No-one seems to be asking what UK MVNO might do in USA instead
We’ve all known for a long time that Vodafone fully intends to sell its stake in Verizon Wireless back to Verizon itself. Today’s [4th December 2013] news is that Vodafone has confirmed that it has received the required approval from the US watchdog – the Federal Communications Commission (FCC) for Vodafone’s disposal of its US group. That entity’s principal asset is, of course, its 45 per cent stake in Verizon Wireless and the FFC says it can go to Verizon now. This does, however, leave a big question mark over what Vodafone is actually going to do about the US market? It’s a very lucrative place to play in and it would be strange for a global MNO [Mobile Network Operator] like Vodafone to just ignore it from now onwards.
Naturally, there are a few more hoops the pair have to jump through before the deal is finally clinched.
For example, the deal still remains subject to customary closing conditions, including the approval of Vodafone’s and Verizon’s shareholders.
In other words the bankers and lawyers are still going to be earning their fees until the deal finishes – which is expected to complete in Q1 2014.
But what is Vodafone going to do after this when its millions of customers wash up in the USA?
Especially now that UK consumers on the Three UK network can now roam in the USA basically for free?
There is no point (and there always hasn’t been) in Vodafone getting involved with the likes of Sprint or a Verizon because they are using incompatible technology – cdmaOne versus GSM.
Here at GoMo Towers we reckon the best thing that Vodafone can do is buy a controlling interest in a GSM based US MNO.
Watch this space four whether our hunch proves correct or not.
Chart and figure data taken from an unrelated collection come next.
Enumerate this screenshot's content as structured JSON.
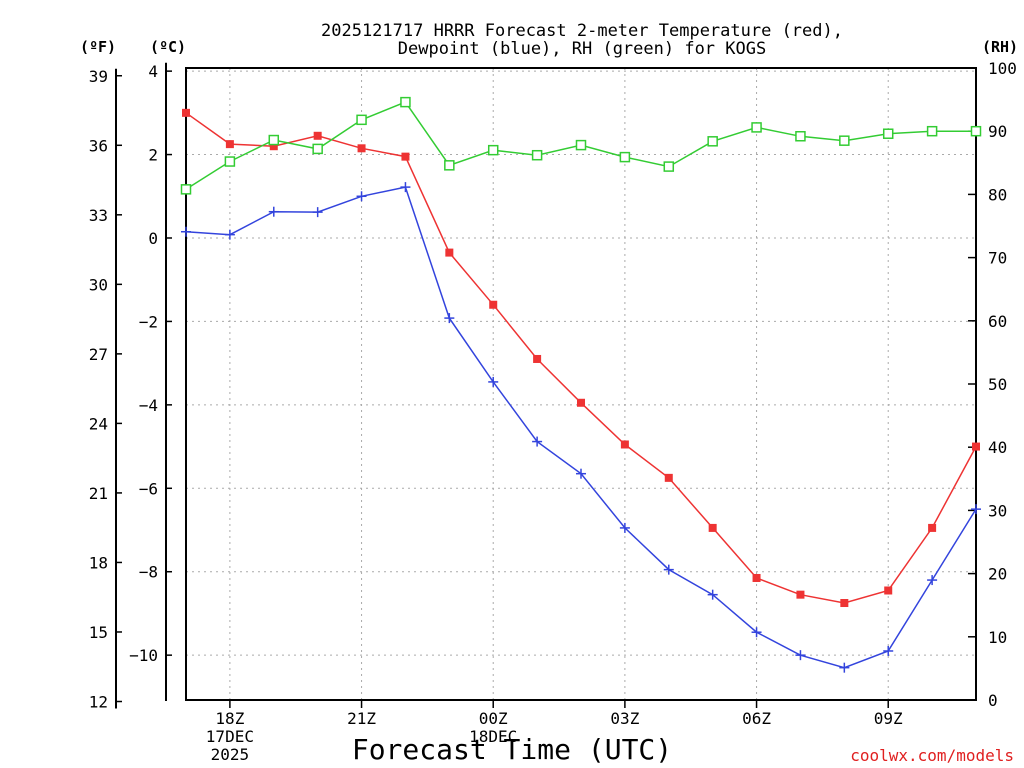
{
  "chart_data": {
    "type": "line",
    "title_lines": [
      "2025121717 HRRR Forecast 2-meter Temperature (red),",
      "Dewpoint (blue), RH (green) for KOGS"
    ],
    "xlabel": "Forecast Time (UTC)",
    "credit": "coolwx.com/models",
    "unit_labels": {
      "fahrenheit": "(ºF)",
      "celsius": "(ºC)",
      "rh": "(RH)"
    },
    "x_range_hours": [
      17,
      35
    ],
    "x_ticks": [
      {
        "hour": 18,
        "lines": [
          "18Z",
          "17DEC",
          "2025"
        ]
      },
      {
        "hour": 21,
        "lines": [
          "21Z"
        ]
      },
      {
        "hour": 24,
        "lines": [
          "00Z",
          "18DEC"
        ]
      },
      {
        "hour": 27,
        "lines": [
          "03Z"
        ]
      },
      {
        "hour": 30,
        "lines": [
          "06Z"
        ]
      },
      {
        "hour": 33,
        "lines": [
          "09Z"
        ]
      }
    ],
    "celsius_axis": {
      "range": [
        -11.075,
        4.075
      ],
      "ticks": [
        4,
        2,
        0,
        -2,
        -4,
        -6,
        -8,
        -10
      ],
      "tick_labels": [
        "4",
        "2",
        "0",
        "−2",
        "−4",
        "−6",
        "−8",
        "−10"
      ]
    },
    "fahrenheit_axis": {
      "ticks": [
        39,
        36,
        33,
        30,
        27,
        24,
        21,
        18,
        15,
        12
      ]
    },
    "rh_axis": {
      "range": [
        0,
        100
      ],
      "ticks": [
        100,
        90,
        80,
        70,
        60,
        50,
        40,
        30,
        20,
        10,
        0
      ]
    },
    "hours": [
      17,
      18,
      19,
      20,
      21,
      22,
      23,
      24,
      25,
      26,
      27,
      28,
      29,
      30,
      31,
      32,
      33,
      34,
      35
    ],
    "series": [
      {
        "name": "Temperature",
        "axis": "celsius",
        "color": "#ee3333",
        "marker": "filled-square",
        "values": [
          3.0,
          2.25,
          2.2,
          2.45,
          2.15,
          1.95,
          -0.35,
          -1.6,
          -2.9,
          -3.95,
          -4.95,
          -5.75,
          -6.95,
          -8.15,
          -8.55,
          -8.75,
          -8.45,
          -6.95,
          -5.0
        ]
      },
      {
        "name": "Dewpoint",
        "axis": "celsius",
        "color": "#3344dd",
        "marker": "plus",
        "values": [
          0.15,
          0.08,
          0.63,
          0.62,
          1.0,
          1.22,
          -1.92,
          -3.45,
          -4.88,
          -5.65,
          -6.95,
          -7.95,
          -8.55,
          -9.45,
          -10.0,
          -10.3,
          -9.9,
          -8.2,
          -6.5
        ]
      },
      {
        "name": "RH",
        "axis": "rh",
        "color": "#33cc33",
        "marker": "open-square",
        "values": [
          80.8,
          85.2,
          88.6,
          87.2,
          91.8,
          94.6,
          84.6,
          87.0,
          86.2,
          87.8,
          85.9,
          84.4,
          88.4,
          90.6,
          89.2,
          88.5,
          89.6,
          90.0,
          90.0
        ]
      }
    ]
  }
}
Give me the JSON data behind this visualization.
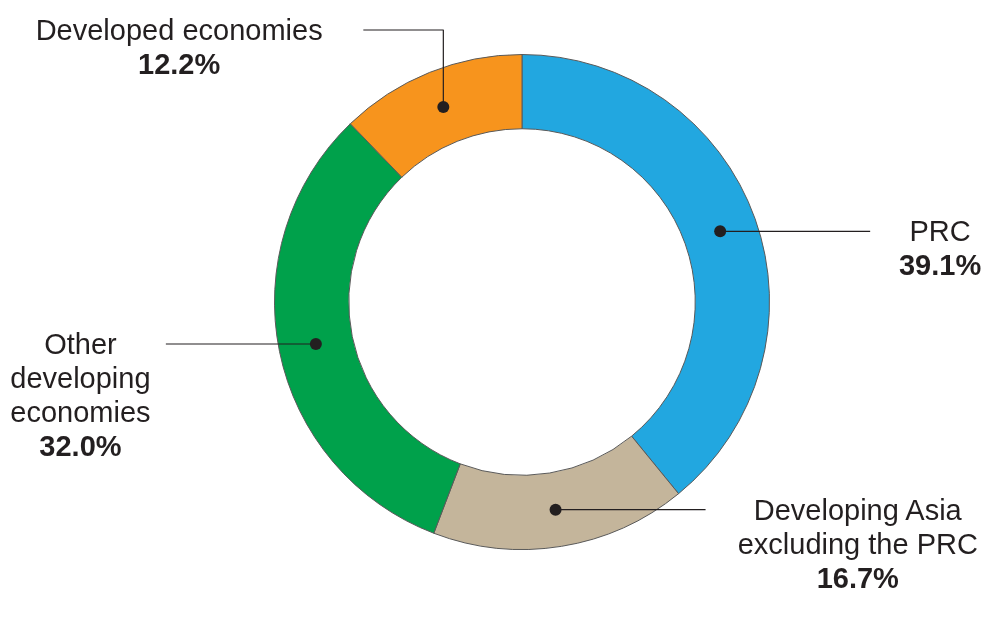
{
  "chart_data": {
    "type": "donut",
    "categories": [
      "PRC",
      "Developing Asia excluding the PRC",
      "Other developing economies",
      "Developed economies"
    ],
    "values": [
      39.1,
      16.7,
      32.0,
      12.2
    ],
    "colors": [
      "#22a7e0",
      "#c4b59b",
      "#00a14b",
      "#f7941d"
    ],
    "value_labels": [
      "39.1%",
      "16.7%",
      "32.0%",
      "12.2%"
    ],
    "legend": false
  }
}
That way we reckon that Vodafone could at least be able to offer its customers decent rates on making calls and the like when visiting the USA.
It’s myth that there are only a few players in the US market. All Vodafone needs to do is buy a small player and ratch that up into a major US player.
How come no other industry watchers seem to have any faith in Vodafonetaht it could easily achive such a position?